On 25 April 2013 12:19, Ole Tange <ole@tange.dk> wrote:

On Wed, Apr 24, 2013 at 9:25 PM, Ozgur Akgun <ozgurakgun@gmail.com> wrote:

> I want to be able to say, something like `parallel --timeout (fastest * 2)`
> and let get the same output.

I have been pondering if I could somehow make a '--timeout 5%'. It should:

1. Run the first 3 jobs to completion (no --timeout)
2. Compute the average and standard deviation for all completed jobs
3. Adjust --timeout based on the new average, standard deviation and user input
4. Go to 2 until all jobs are finished

I like this story. Actually I was thinking of using median (or average + X standard deviations) as the winning criteria instead of proximity to the winner. However, using a multiple of the fastest runtime has one great property: it is very easy to calculate it.

Also, I limited my original question to the case where number of jobs = number of jobslots, but your algorithm above doesn't have such a limitation. Accomplishing this would be great, however, the order in which the jobs are started has a huge impact on the total runtime which disturbes me a bit.

Going back to my original question, and extending it to the case where number of jobs > number of jobslots, what would you think about something like the following?

I keep the existing --timeout unchanged, and add a new option --dynamic-timeout. This new option takes a percentage as you say.

I guess the following could work as an implementation. Given '-jX --dynamic-timeout 200% --timeout 3600'

1. Set current_timeout = timeout

2. Run the first X jobs.

2. After every job that doesn't timeout, update current_timeout if needed. [1,2]
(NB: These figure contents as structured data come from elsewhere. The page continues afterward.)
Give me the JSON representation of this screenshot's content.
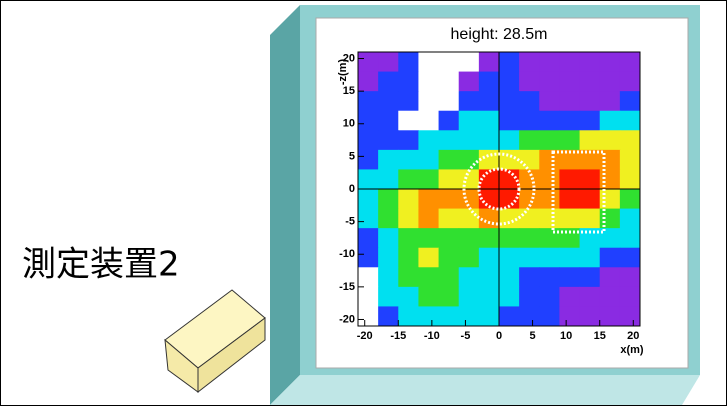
{
  "label": "測定装置2",
  "chart_data": {
    "type": "heatmap",
    "title": "height: 28.5m",
    "xlabel": "x(m)",
    "ylabel": "-z(m)",
    "xlim": [
      -21,
      21
    ],
    "ylim": [
      -21,
      21
    ],
    "xticks": [
      -20,
      -15,
      -10,
      -5,
      0,
      5,
      10,
      15,
      20
    ],
    "yticks": [
      -20,
      -15,
      -10,
      -5,
      0,
      5,
      10,
      15,
      20
    ],
    "xbins": [
      -21,
      -18,
      -15,
      -12,
      -9,
      -6,
      -3,
      0,
      3,
      6,
      9,
      12,
      15,
      18,
      21
    ],
    "ybins": [
      21,
      18,
      15,
      12,
      9,
      6,
      3,
      0,
      -3,
      -6,
      -9,
      -12,
      -15,
      -18,
      -21
    ],
    "colors": [
      "#ffffff",
      "#8a2be2",
      "#2040ff",
      "#00e0f0",
      "#30e030",
      "#f0f020",
      "#ff9000",
      "#ff1a00"
    ],
    "z": [
      [
        1,
        1,
        2,
        0,
        0,
        0,
        1,
        2,
        1,
        1,
        1,
        1,
        1,
        1
      ],
      [
        1,
        2,
        2,
        0,
        0,
        1,
        2,
        2,
        1,
        1,
        1,
        1,
        1,
        1
      ],
      [
        2,
        2,
        2,
        0,
        0,
        2,
        2,
        2,
        2,
        1,
        1,
        1,
        1,
        2
      ],
      [
        2,
        2,
        0,
        0,
        2,
        3,
        3,
        2,
        2,
        2,
        2,
        2,
        3,
        3
      ],
      [
        2,
        2,
        2,
        3,
        3,
        3,
        3,
        3,
        4,
        4,
        4,
        5,
        5,
        5
      ],
      [
        2,
        3,
        3,
        3,
        4,
        4,
        5,
        5,
        5,
        6,
        6,
        6,
        6,
        5
      ],
      [
        3,
        3,
        4,
        4,
        5,
        5,
        7,
        7,
        6,
        6,
        7,
        7,
        6,
        5
      ],
      [
        3,
        4,
        5,
        6,
        6,
        6,
        7,
        7,
        6,
        6,
        7,
        7,
        5,
        4
      ],
      [
        3,
        4,
        5,
        6,
        5,
        5,
        6,
        5,
        5,
        5,
        5,
        5,
        4,
        3
      ],
      [
        2,
        3,
        4,
        4,
        4,
        4,
        4,
        4,
        4,
        4,
        4,
        3,
        3,
        3
      ],
      [
        2,
        3,
        4,
        5,
        4,
        4,
        3,
        3,
        3,
        3,
        3,
        3,
        2,
        2
      ],
      [
        0,
        3,
        4,
        4,
        4,
        3,
        3,
        3,
        2,
        2,
        2,
        2,
        1,
        1
      ],
      [
        0,
        3,
        3,
        4,
        4,
        3,
        3,
        3,
        2,
        2,
        1,
        1,
        1,
        1
      ],
      [
        0,
        2,
        3,
        3,
        3,
        3,
        3,
        2,
        2,
        2,
        1,
        1,
        1,
        1
      ]
    ]
  }
}
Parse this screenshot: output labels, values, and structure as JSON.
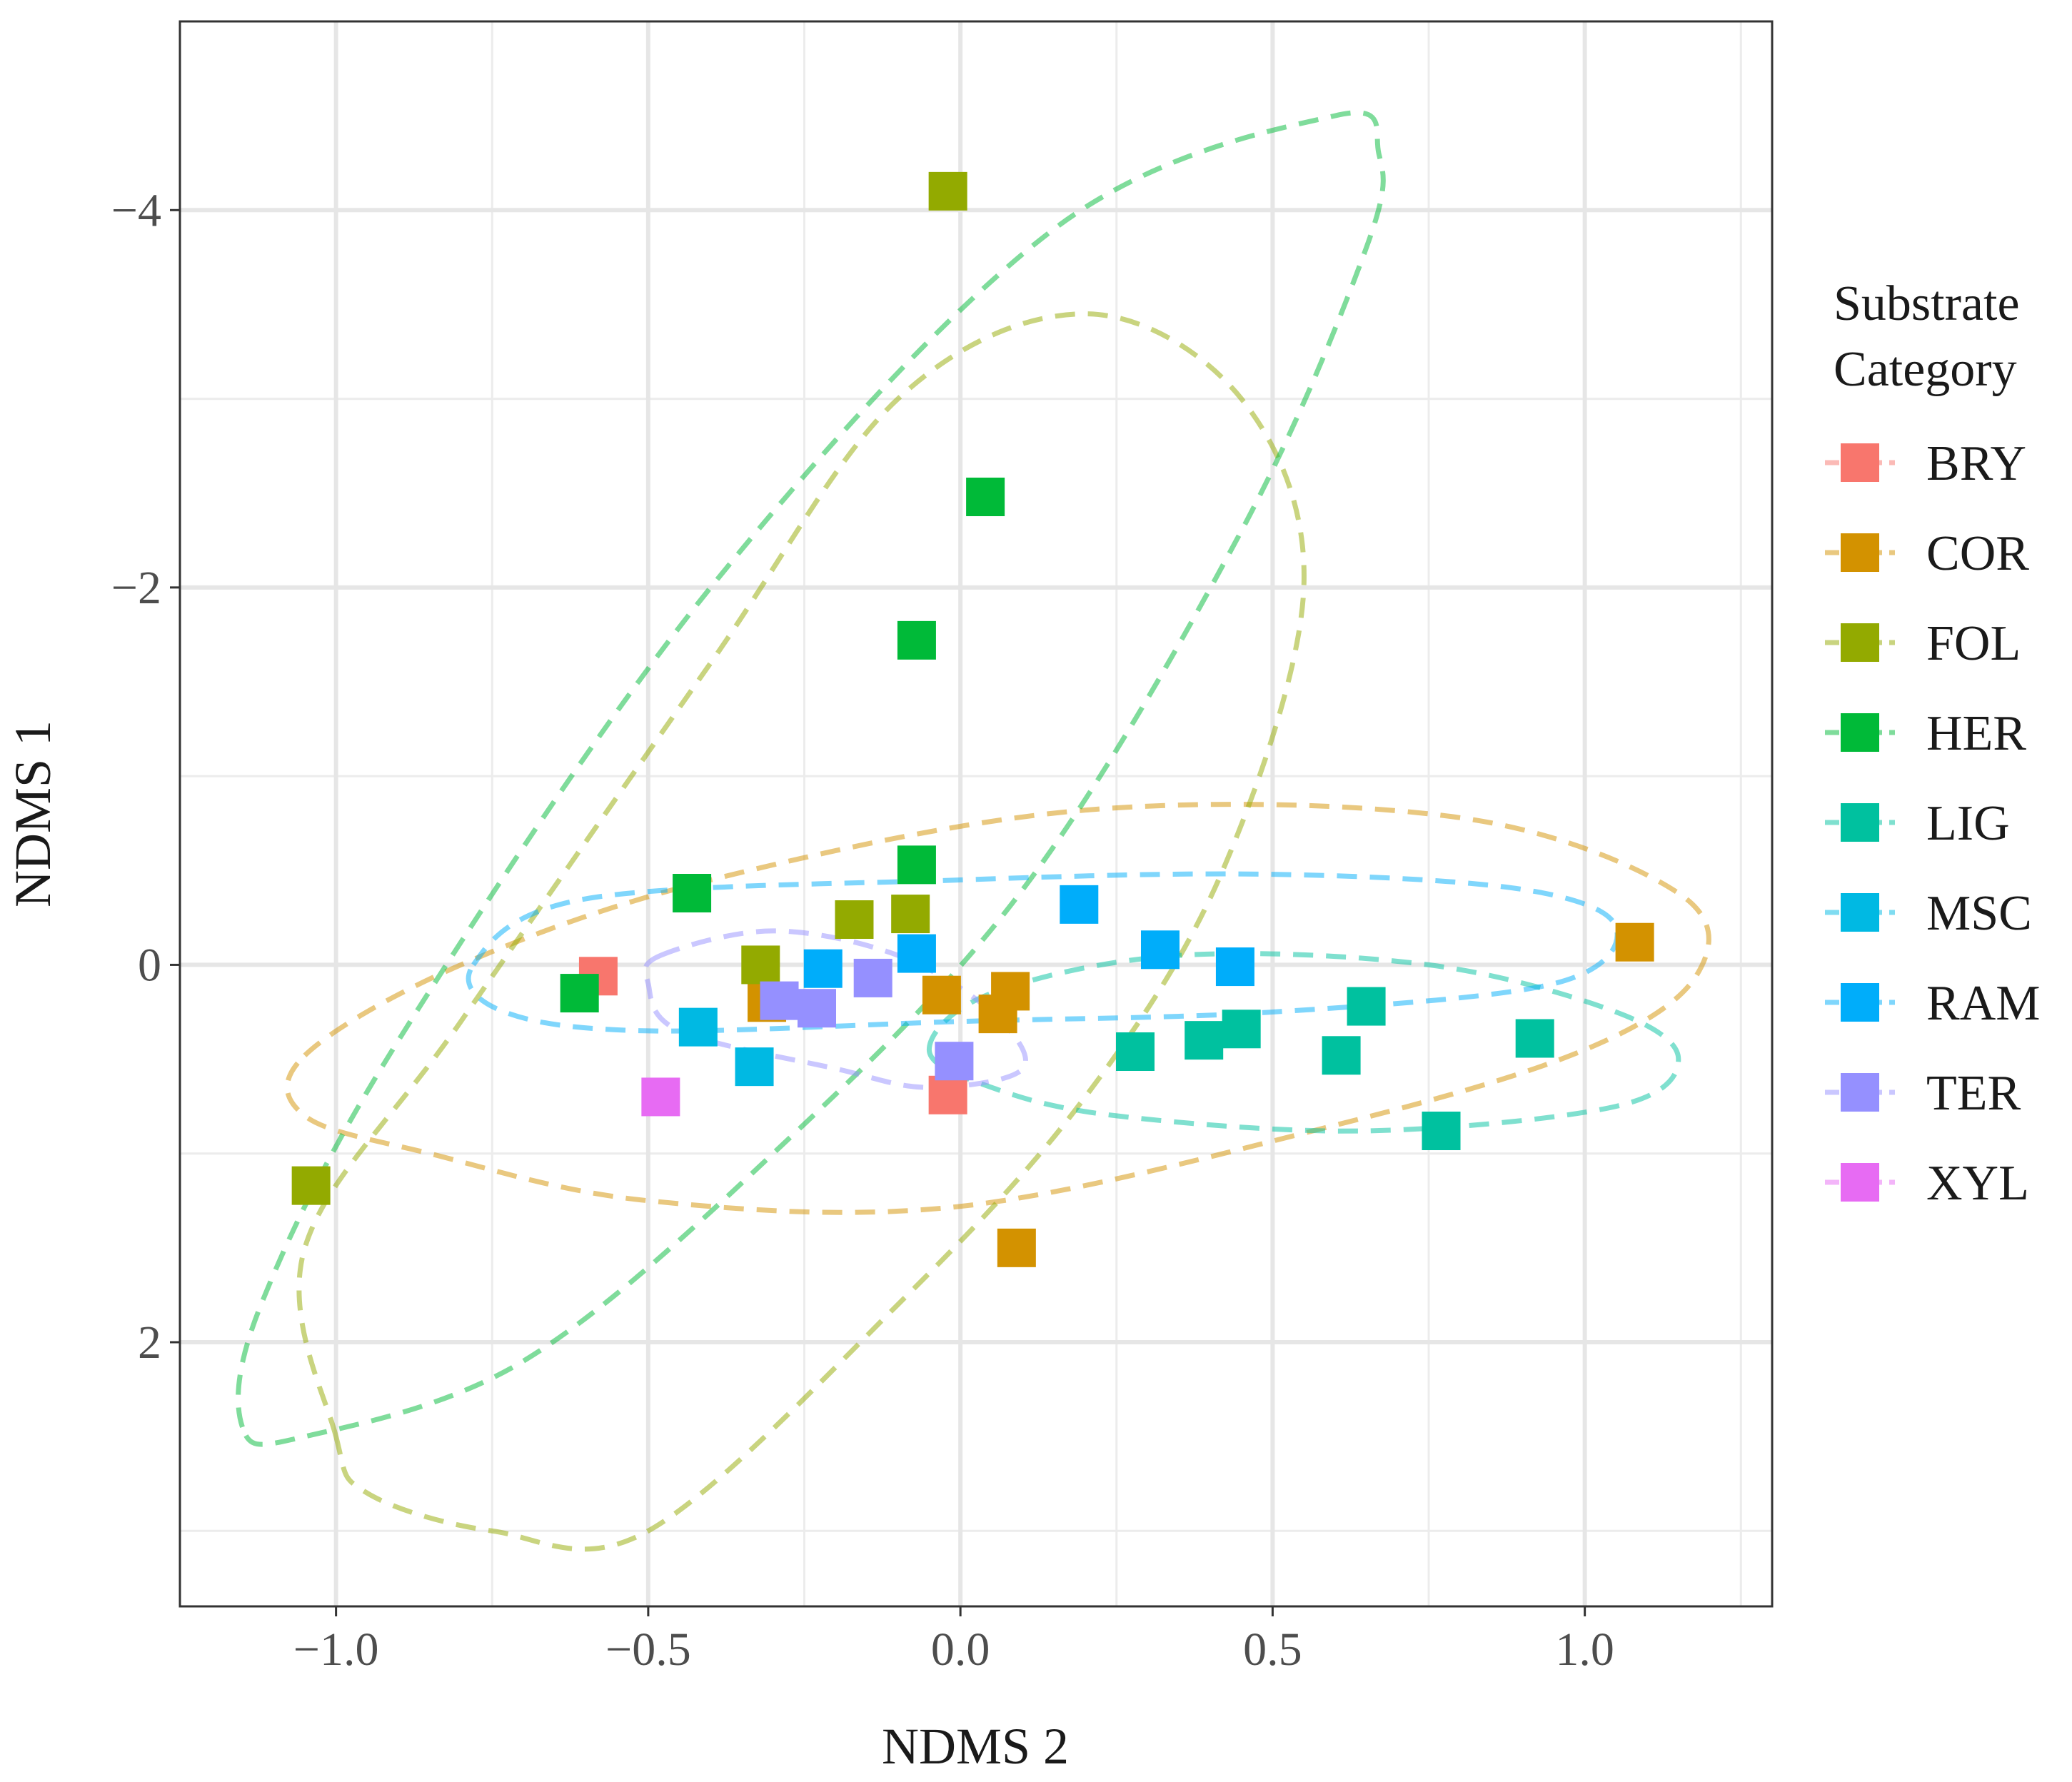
{
  "chart_data": {
    "type": "scatter",
    "title": "",
    "xlabel": "NDMS 2",
    "ylabel": "NDMS 1",
    "xlim": [
      -1.25,
      1.3
    ],
    "ylim": [
      -5.0,
      3.4
    ],
    "y_reversed": true,
    "x_ticks": [
      {
        "value": -1.0,
        "label": "−1.0"
      },
      {
        "value": -0.5,
        "label": "−0.5"
      },
      {
        "value": 0.0,
        "label": "0.0"
      },
      {
        "value": 0.5,
        "label": "0.5"
      },
      {
        "value": 1.0,
        "label": "1.0"
      }
    ],
    "y_ticks": [
      {
        "value": -4,
        "label": "−4"
      },
      {
        "value": -2,
        "label": "−2"
      },
      {
        "value": 0,
        "label": "0"
      },
      {
        "value": 2,
        "label": "2"
      }
    ],
    "legend": {
      "title_line1": "Substrate",
      "title_line2": "Category",
      "position": "right"
    },
    "series": [
      {
        "name": "BRY",
        "color": "#F8766D",
        "points": [
          [
            -0.58,
            0.06
          ],
          [
            -0.02,
            0.69
          ]
        ]
      },
      {
        "name": "COR",
        "color": "#D39200",
        "points": [
          [
            -0.31,
            0.2
          ],
          [
            -0.03,
            0.16
          ],
          [
            0.06,
            0.26
          ],
          [
            0.08,
            0.14
          ],
          [
            0.09,
            1.5
          ],
          [
            1.08,
            -0.12
          ]
        ],
        "ellipse": [
          [
            -1.05,
            0.48
          ],
          [
            -0.8,
            0.0
          ],
          [
            -0.4,
            -0.45
          ],
          [
            0.2,
            -0.82
          ],
          [
            0.8,
            -0.78
          ],
          [
            1.15,
            -0.38
          ],
          [
            1.18,
            0.05
          ],
          [
            1.0,
            0.45
          ],
          [
            0.6,
            0.85
          ],
          [
            0.0,
            1.28
          ],
          [
            -0.5,
            1.25
          ],
          [
            -0.85,
            1.0
          ],
          [
            -1.05,
            0.8
          ]
        ]
      },
      {
        "name": "FOL",
        "color": "#93AA00",
        "points": [
          [
            -0.02,
            -4.1
          ],
          [
            -0.17,
            -0.24
          ],
          [
            -0.08,
            -0.27
          ],
          [
            -0.32,
            0.0
          ],
          [
            -1.04,
            1.17
          ]
        ],
        "ellipse": [
          [
            -1.0,
            2.5
          ],
          [
            -1.05,
            1.5
          ],
          [
            -0.8,
            0.3
          ],
          [
            -0.4,
            -1.6
          ],
          [
            -0.1,
            -3.0
          ],
          [
            0.2,
            -3.45
          ],
          [
            0.45,
            -3.0
          ],
          [
            0.55,
            -2.0
          ],
          [
            0.42,
            -0.5
          ],
          [
            0.2,
            0.7
          ],
          [
            -0.1,
            1.8
          ],
          [
            -0.5,
            3.0
          ],
          [
            -0.75,
            3.0
          ],
          [
            -0.95,
            2.8
          ]
        ]
      },
      {
        "name": "HER",
        "color": "#00BA38",
        "points": [
          [
            0.04,
            -2.48
          ],
          [
            -0.07,
            -1.72
          ],
          [
            -0.07,
            -0.53
          ],
          [
            -0.43,
            -0.38
          ],
          [
            -0.61,
            0.15
          ]
        ],
        "ellipse": [
          [
            -1.15,
            2.45
          ],
          [
            -1.12,
            1.8
          ],
          [
            -0.9,
            0.4
          ],
          [
            -0.4,
            -2.0
          ],
          [
            0.15,
            -3.9
          ],
          [
            0.6,
            -4.5
          ],
          [
            0.67,
            -4.3
          ],
          [
            0.65,
            -3.8
          ],
          [
            0.45,
            -2.3
          ],
          [
            0.1,
            -0.4
          ],
          [
            -0.3,
            1.0
          ],
          [
            -0.7,
            2.1
          ],
          [
            -1.05,
            2.5
          ]
        ]
      },
      {
        "name": "LIG",
        "color": "#00C19F",
        "points": [
          [
            0.28,
            0.46
          ],
          [
            0.39,
            0.4
          ],
          [
            0.45,
            0.34
          ],
          [
            0.61,
            0.48
          ],
          [
            0.65,
            0.22
          ],
          [
            0.77,
            0.88
          ],
          [
            0.92,
            0.39
          ]
        ],
        "ellipse": [
          [
            -0.05,
            0.45
          ],
          [
            0.05,
            0.15
          ],
          [
            0.35,
            -0.05
          ],
          [
            0.75,
            0.0
          ],
          [
            1.05,
            0.25
          ],
          [
            1.15,
            0.5
          ],
          [
            1.05,
            0.75
          ],
          [
            0.65,
            0.88
          ],
          [
            0.25,
            0.8
          ],
          [
            0.05,
            0.65
          ]
        ]
      },
      {
        "name": "MSC",
        "color": "#00B9E3",
        "points": [
          [
            -0.42,
            0.33
          ],
          [
            -0.33,
            0.54
          ]
        ]
      },
      {
        "name": "RAM",
        "color": "#00ADFA",
        "points": [
          [
            -0.22,
            0.02
          ],
          [
            -0.07,
            -0.06
          ],
          [
            0.19,
            -0.32
          ],
          [
            0.32,
            -0.08
          ],
          [
            0.44,
            0.01
          ]
        ],
        "ellipse": [
          [
            -0.78,
            0.0
          ],
          [
            -0.6,
            -0.35
          ],
          [
            0.0,
            -0.45
          ],
          [
            0.5,
            -0.48
          ],
          [
            0.9,
            -0.4
          ],
          [
            1.05,
            -0.2
          ],
          [
            0.95,
            0.1
          ],
          [
            0.5,
            0.25
          ],
          [
            0.0,
            0.3
          ],
          [
            -0.5,
            0.35
          ],
          [
            -0.73,
            0.25
          ]
        ]
      },
      {
        "name": "TER",
        "color": "#9590FF",
        "points": [
          [
            -0.29,
            0.19
          ],
          [
            -0.23,
            0.23
          ],
          [
            -0.14,
            0.07
          ],
          [
            -0.01,
            0.51
          ]
        ],
        "ellipse": [
          [
            -0.48,
            -0.05
          ],
          [
            -0.3,
            -0.18
          ],
          [
            -0.1,
            -0.05
          ],
          [
            0.05,
            0.25
          ],
          [
            0.1,
            0.55
          ],
          [
            -0.05,
            0.65
          ],
          [
            -0.2,
            0.55
          ],
          [
            -0.45,
            0.35
          ],
          [
            -0.5,
            0.1
          ]
        ]
      },
      {
        "name": "XYL",
        "color": "#E76BF3",
        "points": [
          [
            -0.48,
            0.7
          ]
        ]
      }
    ]
  }
}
3. Run new jobs as older jobs finish.

[1] This is probably obvious, but "if needed" is basically: `candidate_timeout = job_time * percentage ; if (candidate_timeout < current_timeout) { current_timeout = candidate_timeout }` where job_time is the time taken by the job at hand.

[2] Updating current_timeout will need to also update any timer that is attached to existing jobs. This might be tricky to implement. But consider an extreme case where job 1 takes 100 seconds to complete, and another job down the line takes only 5 seconds to complete. At this point the implementation should be clever enough to kill job 1.

If this doesn't sound too insane, I am happy to have a go at it / help anyone who wants to. I'll need some pointers as to where it should be done though.

- Ozgur.